Men accused of stealing, profiting from used cooking oil from Penn Township restaurant
Two Reading men are facing charges for stealing used cooking oil and selling it.
Used cooking oil is commonly collected and then sold by restaurants to be converted to biodiesel.
Jeremick Ruiz Rodriguez, 23, and Victor Martinez Peralta, 18, allegedly arrived at Hardwood Cafe during the early morning of July 30 and broke the metal lockout tags on a large storage container behind the restaurant, located along Route 8. According to police, they then loaded about $1,400 worth of the cooking oil into the large Penske truck they were driving. They later sold it for $200 to a man in Reading.
A third unidentified man was also involved in the theft, police said.

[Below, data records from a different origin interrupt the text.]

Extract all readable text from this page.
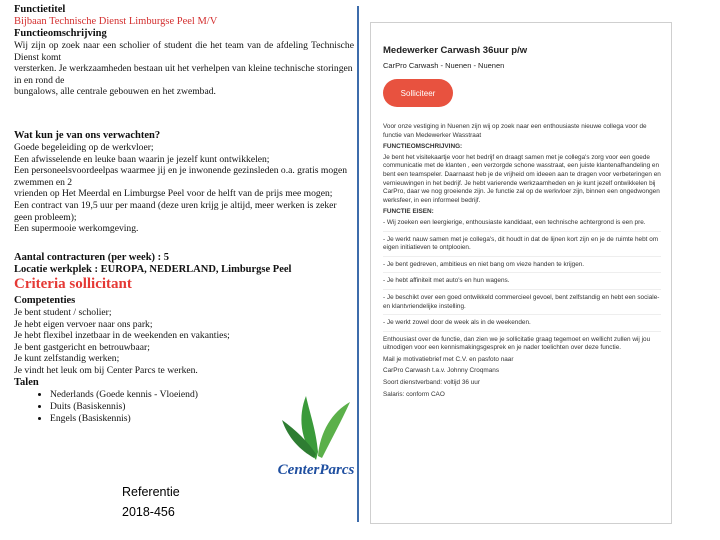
Functietitel
Bijbaan Technische Dienst Limburgse Peel M/V
Functieomschrijving

Wij zijn op zoek naar een scholier of student die het team van de afdeling Technische Dienst komt

versterken. Je werkzaamheden bestaan uit het verhelpen van kleine technische storingen in en rond de

bungalows, alle centrale gebouwen en het zwembad.

Wat kun je van ons verwachten?

Goede begeleiding op de werkvloer;

Een afwisselende en leuke baan waarin je jezelf kunt ontwikkelen;

Een personeelsvoordeelpas waarmee jij en je inwonende gezinsleden o.a. gratis mogen zwemmen en 2

vrienden op Het Meerdal en Limburgse Peel voor de helft van de prijs mee mogen;

Een contract van 19,5 uur per maand (deze uren krijg je altijd, meer werken is zeker geen probleem);

Een supermooie werkomgeving.

Aantal contracturen (per week) : 5
Locatie werkplek : EUROPA, NEDERLAND, Limburgse Peel
Criteria sollicitant
Competenties

Je bent student / scholier;

Je hebt eigen vervoer naar ons park;

Je hebt flexibel inzetbaar in de weekenden en vakanties;

Je bent gastgericht en betrouwbaar;

Je kunt zelfstandig werken;

Je vindt het leuk om bij Center Parcs te werken.

Talen
• Nederlands (Goede kennis - Vloeiend)
• Duits (Basiskennis)
• Engels (Basiskennis)
CenterParcs
Referentie
2018-456
Medewerker Carwash 36uur p/w
CarPro Carwash - Nuenen - Nuenen
Solliciteer

Voor onze vestiging in Nuenen zijn wij op zoek naar een enthousiaste nieuwe collega voor de functie van Medewerker Wasstraat

FUNCTIEOMSCHRIJVING:

Je bent het visitekaartje voor het bedrijf en draagt samen met je collega's zorg voor een goede communicatie met de klanten , een verzorgde schone wasstraat, een juiste klantenafhandeling en bent een teamspeler. Daarnaast heb je de vrijheid om ideeen aan te dragen voor verbeteringen en vernieuwingen in het bedrijf. Je hebt varierende werkzaamheden en je kunt jezelf ontwikkelen bij CarPro, daar we nog groeiende zijn. Je functie zal op de werkvloer zijn, binnen een ongedwongen werksfeer, in een informeel bedrijf.

FUNCTIE EISEN:

- Wij zoeken een leergierige, enthousiaste kandidaat, een technische achtergrond is een pre.

- Je werkt nauw samen met je collega's, dit houdt in dat de lijnen kort zijn en je de ruimte hebt om eigen initiatieven te ontplooien.

- Je bent gedreven, ambitieus en niet bang om vieze handen te krijgen.

- Je hebt affiniteit met auto's en hun wagens.

- Je beschikt over een goed ontwikkeld commercieel gevoel, bent zelfstandig en hebt een sociale- en klantvriendelijke instelling.

- Je werkt zowel door de week als in de weekenden.

Enthousiast over de functie, dan zien we je sollicitatie graag tegemoet en wellicht zullen wij jou uitnodigen voor een kennismakingsgesprek en je nader toelichten over deze functie.

Mail je motivatiebrief met C.V. en pasfoto naar

CarPro Carwash t.a.v. Johnny Croqmans

Soort dienstverband: voltijd 36 uur

Salaris: conform CAO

Rodriguez was charged Tuesday, Aug. 12, with one misdemeanor count each of theft and criminal conspiracy; and Peralta was charged with misdemeanor theft and ungraded criminal conspiracy.
Police said Peralta was the driver and confessed to the crime when contacted by phone. According to police, he said the three had bought machines at Harbor Freight to suck oil out of used oil storage containers, but he had just met the other two men and did not have their information.
Police received a message from Rodriguez the next day admitting to planning to steal the cooking oil and sell it. Police said the third unidentified man also contacted police, but gave false information.
Police followed up with Buffalo Biodiesel, a New York-based company that refines used cooking oil and turns it into biofuel. The company takes the oil and gives the restaurant a residual check.
The company has a tab on its website warning of potential oil thefts and for employees to watch the area around oil drums for suspicious activity.
“If ‘Buffalo Biodiesel’ is not plastered all over a truck that is collecting oil from you, then you are being robbed,” the website said.
Police found about $1,400 in used cooking oil was stolen and about $10 in damage was caused to the restaurant’s oil bin when the lockout tags were broken.
Preliminary hearings for Rodriguez and Peralta have yet to be scheduled.